The Olympics are a political event. There's no need for massively expensive 'bids'. For 'bid' read 'bribe'. Committee members are wined, dined, goody-bagged up to the eyeballs. Countries spend millions trying to secure the games. All the expense could be saved. It would be fair to put the names of the countries able and willing to host the games into a random number generator, and put them in order, accordingly. That would remove all the political wrangling, all the whispered corridor meetings, all the bribery and corruption.

There's a massive spend on an entirely irrelevant opening ceremony. Countries compete for the best opening and closing ceremonies that have nothing to do with the sport that follows. The circus comes to down. Pomp, rite, ceremony, and massive expense.

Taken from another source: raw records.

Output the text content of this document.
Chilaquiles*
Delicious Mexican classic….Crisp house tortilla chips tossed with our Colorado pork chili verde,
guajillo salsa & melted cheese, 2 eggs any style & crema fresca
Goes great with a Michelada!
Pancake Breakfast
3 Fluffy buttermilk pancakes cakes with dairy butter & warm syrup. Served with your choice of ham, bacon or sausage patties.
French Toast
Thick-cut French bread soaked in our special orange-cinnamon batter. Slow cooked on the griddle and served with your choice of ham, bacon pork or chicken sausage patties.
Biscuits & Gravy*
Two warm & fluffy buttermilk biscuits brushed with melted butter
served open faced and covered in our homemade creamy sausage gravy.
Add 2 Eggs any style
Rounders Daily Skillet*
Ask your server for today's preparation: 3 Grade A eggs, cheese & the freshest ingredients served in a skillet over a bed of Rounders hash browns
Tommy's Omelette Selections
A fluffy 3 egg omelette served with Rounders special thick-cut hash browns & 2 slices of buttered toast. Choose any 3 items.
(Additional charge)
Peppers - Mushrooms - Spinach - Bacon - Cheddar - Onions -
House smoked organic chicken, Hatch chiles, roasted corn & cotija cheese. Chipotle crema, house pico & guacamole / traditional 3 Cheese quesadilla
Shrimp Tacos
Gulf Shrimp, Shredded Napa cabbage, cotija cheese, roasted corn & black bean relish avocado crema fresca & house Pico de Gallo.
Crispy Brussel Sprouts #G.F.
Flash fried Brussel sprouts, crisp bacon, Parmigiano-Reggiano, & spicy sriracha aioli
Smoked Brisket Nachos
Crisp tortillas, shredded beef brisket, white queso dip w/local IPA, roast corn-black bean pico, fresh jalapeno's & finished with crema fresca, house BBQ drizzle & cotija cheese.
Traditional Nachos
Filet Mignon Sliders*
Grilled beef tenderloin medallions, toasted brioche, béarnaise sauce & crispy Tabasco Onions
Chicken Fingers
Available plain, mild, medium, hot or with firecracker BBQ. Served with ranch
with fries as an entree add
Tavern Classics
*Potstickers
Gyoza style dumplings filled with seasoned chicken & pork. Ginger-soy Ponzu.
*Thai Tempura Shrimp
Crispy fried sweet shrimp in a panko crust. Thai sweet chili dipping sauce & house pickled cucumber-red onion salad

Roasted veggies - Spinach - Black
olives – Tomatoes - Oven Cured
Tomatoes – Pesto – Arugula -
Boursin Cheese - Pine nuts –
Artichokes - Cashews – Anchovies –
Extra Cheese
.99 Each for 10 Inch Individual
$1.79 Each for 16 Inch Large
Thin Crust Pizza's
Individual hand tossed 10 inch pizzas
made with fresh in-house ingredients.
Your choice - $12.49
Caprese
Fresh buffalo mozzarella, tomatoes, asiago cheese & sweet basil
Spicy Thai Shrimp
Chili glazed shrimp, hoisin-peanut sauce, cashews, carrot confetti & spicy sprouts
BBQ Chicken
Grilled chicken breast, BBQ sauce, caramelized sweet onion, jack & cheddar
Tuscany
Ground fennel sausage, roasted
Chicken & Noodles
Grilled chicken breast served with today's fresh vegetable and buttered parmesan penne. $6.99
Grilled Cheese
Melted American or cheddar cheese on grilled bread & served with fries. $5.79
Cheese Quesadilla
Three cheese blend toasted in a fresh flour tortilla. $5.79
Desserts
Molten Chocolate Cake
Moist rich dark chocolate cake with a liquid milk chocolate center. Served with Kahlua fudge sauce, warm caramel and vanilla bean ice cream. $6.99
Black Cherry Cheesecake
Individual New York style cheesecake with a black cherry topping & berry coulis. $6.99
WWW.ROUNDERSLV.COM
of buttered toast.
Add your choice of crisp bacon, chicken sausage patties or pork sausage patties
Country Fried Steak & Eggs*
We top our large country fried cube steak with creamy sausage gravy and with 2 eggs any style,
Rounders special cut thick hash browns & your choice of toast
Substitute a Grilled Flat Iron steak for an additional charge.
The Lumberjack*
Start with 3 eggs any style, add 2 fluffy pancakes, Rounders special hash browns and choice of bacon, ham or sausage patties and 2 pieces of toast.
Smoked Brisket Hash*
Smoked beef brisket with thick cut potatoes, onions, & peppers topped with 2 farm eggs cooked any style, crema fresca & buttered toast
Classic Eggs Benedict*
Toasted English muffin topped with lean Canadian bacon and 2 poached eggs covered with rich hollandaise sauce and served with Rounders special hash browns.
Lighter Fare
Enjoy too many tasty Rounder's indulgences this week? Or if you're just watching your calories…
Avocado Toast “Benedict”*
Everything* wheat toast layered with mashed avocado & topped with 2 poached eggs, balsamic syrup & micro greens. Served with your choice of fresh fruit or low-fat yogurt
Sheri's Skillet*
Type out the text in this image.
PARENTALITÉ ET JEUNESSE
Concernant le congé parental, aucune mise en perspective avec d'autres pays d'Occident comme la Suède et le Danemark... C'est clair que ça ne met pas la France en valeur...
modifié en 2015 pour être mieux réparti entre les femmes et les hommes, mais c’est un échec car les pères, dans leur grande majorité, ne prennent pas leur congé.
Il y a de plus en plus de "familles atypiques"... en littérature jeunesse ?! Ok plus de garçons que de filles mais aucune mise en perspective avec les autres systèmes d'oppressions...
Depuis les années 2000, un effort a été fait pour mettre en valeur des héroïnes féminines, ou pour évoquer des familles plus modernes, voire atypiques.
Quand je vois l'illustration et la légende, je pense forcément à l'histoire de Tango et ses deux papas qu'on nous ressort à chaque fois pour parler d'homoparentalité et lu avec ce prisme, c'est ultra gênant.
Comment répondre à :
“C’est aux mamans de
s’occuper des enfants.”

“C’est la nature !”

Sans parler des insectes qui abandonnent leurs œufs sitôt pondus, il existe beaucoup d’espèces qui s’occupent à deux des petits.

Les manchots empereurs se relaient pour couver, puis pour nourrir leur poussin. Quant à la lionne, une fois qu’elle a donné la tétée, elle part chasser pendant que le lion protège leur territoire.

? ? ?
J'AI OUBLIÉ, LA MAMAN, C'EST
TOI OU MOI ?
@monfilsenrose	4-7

There's a television series BLISS and MM watched. It left many shaking their heads at how communities were allowed to be disassembled, destroyed, by uncaring, jackboot development and urban planning. In a few years, there'll be a similar retrospective on how the people of Stratford and the wider area were treated, businesses displaced, pockets lined and politicians left crowing about hosting the games and their 'legacy'. A legacy that includes no more funding for basketball, a sport open to anyone with a hoop and a ball, and played on small courts in inner city areas. Twenty of twenty nine sports reported drops in participation, grass roots participation, between April 2012 and April 2013. There is no government plan for school sports. Nothing clear and certain and encouraging team sports, anyway. There's a Newham website with before and after photos. It suggests that sanitised, branded and corporate means better.